Many voters in that district are still waiting for their ballots and some are worried they won’t arrive in time, she said.
Elections NL head Bruce Chaulk called off all in-person voting on Feb. 12, the night before people were originally scheduled to head to the polls. With a COVID-19 outbreak spreading rapidly through the St. John’s metro region, Chaulk said votes would instead be cast by mail.
After a few deadline extensions, ballots must now be postmarked by March 12 in order to be counted. All requests for ballots had to be in by Feb. 19.Luther confirmed Saturday morning that everyone in Labrador who requested a mail-in ballot before the Feb. 19 deadline would receive one through express mail.
Johnson-Castle said express mail still takes six days for mail get from St. John’s to Nain, where she lives. Flights have been cancelled because of weather all week, she said, so there’s already a backlog.
“If the weather comes down next week, I don’t know what happens,” Johnson-Castle said in an interview Saturday.
She said she also spent $600 from her campaign fund to translate ballot instructions into Inuktitut and Innu-aimun, the Indigenous languages used by many in her district. She acknowledged that Elections NL doesn’t normally provide translations of these materials, but said with in-person voting, people are on hand to help the many monolingual speakers of these languages cast a ballot.
The Progressive Conservatives have also expressed concern about Labrador’s Indigenous voters being left behind.
“Our candidates in Labrador have been working with voters directly to ensure ballots are able to be filled out and residents can partake in this election,” said a statement from the party on Saturday. “The timing of this election has greatly affected the ability of Indigenous populations throughout our province to participate.”
In an emailed statement, the Liberal party, whose leader Andrew Furey is the incumbent premier, said they recognize the importance of Indigenous languages in the province.

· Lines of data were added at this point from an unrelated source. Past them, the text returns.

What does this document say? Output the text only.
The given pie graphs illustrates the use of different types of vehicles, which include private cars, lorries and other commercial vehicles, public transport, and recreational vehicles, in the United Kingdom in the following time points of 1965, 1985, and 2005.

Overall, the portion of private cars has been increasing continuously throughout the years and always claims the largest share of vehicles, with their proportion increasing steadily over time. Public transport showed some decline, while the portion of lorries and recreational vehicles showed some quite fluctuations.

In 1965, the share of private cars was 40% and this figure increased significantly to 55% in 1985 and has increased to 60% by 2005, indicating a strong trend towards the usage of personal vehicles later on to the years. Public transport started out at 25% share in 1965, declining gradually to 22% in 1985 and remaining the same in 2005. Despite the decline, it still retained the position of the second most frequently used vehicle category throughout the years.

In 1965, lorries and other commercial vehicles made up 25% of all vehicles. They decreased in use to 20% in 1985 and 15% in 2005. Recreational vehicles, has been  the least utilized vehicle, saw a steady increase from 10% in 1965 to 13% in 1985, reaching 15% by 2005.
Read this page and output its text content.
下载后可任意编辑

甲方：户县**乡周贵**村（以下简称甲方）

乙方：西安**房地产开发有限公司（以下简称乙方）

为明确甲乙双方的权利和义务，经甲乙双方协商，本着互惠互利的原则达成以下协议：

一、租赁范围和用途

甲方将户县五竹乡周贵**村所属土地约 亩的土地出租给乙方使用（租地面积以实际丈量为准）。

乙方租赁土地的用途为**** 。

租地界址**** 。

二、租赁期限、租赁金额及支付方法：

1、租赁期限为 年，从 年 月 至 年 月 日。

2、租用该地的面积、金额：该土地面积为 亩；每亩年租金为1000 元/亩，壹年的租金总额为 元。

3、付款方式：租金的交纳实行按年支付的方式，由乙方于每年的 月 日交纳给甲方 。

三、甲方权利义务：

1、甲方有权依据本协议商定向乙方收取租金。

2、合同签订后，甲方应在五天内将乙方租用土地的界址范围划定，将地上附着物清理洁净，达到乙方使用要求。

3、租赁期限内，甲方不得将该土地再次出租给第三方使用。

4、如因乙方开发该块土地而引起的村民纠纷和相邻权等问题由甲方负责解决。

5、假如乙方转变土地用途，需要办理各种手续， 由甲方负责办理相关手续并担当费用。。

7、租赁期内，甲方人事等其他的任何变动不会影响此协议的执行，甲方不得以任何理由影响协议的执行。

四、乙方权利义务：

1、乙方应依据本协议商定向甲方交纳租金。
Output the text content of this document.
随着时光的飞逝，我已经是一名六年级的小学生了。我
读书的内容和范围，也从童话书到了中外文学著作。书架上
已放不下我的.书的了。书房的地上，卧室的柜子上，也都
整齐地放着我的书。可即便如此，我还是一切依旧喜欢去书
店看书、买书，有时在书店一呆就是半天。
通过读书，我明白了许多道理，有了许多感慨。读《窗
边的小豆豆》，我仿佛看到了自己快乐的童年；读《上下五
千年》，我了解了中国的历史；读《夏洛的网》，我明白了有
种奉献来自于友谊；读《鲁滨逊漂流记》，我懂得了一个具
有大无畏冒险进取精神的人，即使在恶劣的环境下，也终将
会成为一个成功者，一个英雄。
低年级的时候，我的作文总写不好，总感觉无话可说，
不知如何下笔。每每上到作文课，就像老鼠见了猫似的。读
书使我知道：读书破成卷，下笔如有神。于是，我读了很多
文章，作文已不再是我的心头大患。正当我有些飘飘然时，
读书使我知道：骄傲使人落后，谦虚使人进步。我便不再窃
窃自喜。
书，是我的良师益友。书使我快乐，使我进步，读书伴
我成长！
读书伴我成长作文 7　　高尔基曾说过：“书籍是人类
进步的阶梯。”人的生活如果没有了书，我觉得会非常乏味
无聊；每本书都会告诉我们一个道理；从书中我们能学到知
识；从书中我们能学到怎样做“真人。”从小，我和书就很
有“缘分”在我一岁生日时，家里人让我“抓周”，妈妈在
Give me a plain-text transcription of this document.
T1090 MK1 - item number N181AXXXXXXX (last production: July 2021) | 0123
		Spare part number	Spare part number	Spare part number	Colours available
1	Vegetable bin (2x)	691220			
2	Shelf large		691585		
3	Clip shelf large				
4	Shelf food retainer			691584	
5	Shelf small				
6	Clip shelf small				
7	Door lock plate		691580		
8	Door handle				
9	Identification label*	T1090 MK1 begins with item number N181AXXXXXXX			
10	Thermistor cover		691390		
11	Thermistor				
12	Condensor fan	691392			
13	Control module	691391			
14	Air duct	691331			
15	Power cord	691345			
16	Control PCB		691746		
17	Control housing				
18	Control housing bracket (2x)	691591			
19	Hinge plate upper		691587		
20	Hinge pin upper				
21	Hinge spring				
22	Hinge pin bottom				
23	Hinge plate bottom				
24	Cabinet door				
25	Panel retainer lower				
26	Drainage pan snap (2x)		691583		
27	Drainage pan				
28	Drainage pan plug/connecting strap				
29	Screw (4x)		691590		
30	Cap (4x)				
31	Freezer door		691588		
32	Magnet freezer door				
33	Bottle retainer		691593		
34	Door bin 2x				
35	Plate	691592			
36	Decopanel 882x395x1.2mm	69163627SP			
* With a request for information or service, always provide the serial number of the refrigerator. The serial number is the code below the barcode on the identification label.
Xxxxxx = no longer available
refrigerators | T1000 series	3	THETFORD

“It is our understanding from supporters we connect with that, where needed, Elections NL is doing everything it can to help those who request accommodations with the special ballot process,” the statement said.
Furey first called the election on Jan. 15, and he’s faced criticism for the call throughout the campaign, even before the pandemic sent the process spiralling into chaos.
Luther had said previously that approximately 68,000 voted before Feb. 12 at advance polls or by special ballot, which includes mail-in ballots and ballots cast at district offices before election day. Her office estimates another 120,000 voters contacted the office to request a mail-in ballot after in-person voting was suspended.
Elections NL staff can process about 5,000 mail-in ballots a day, she said, which means the vote tallying could carry on until April.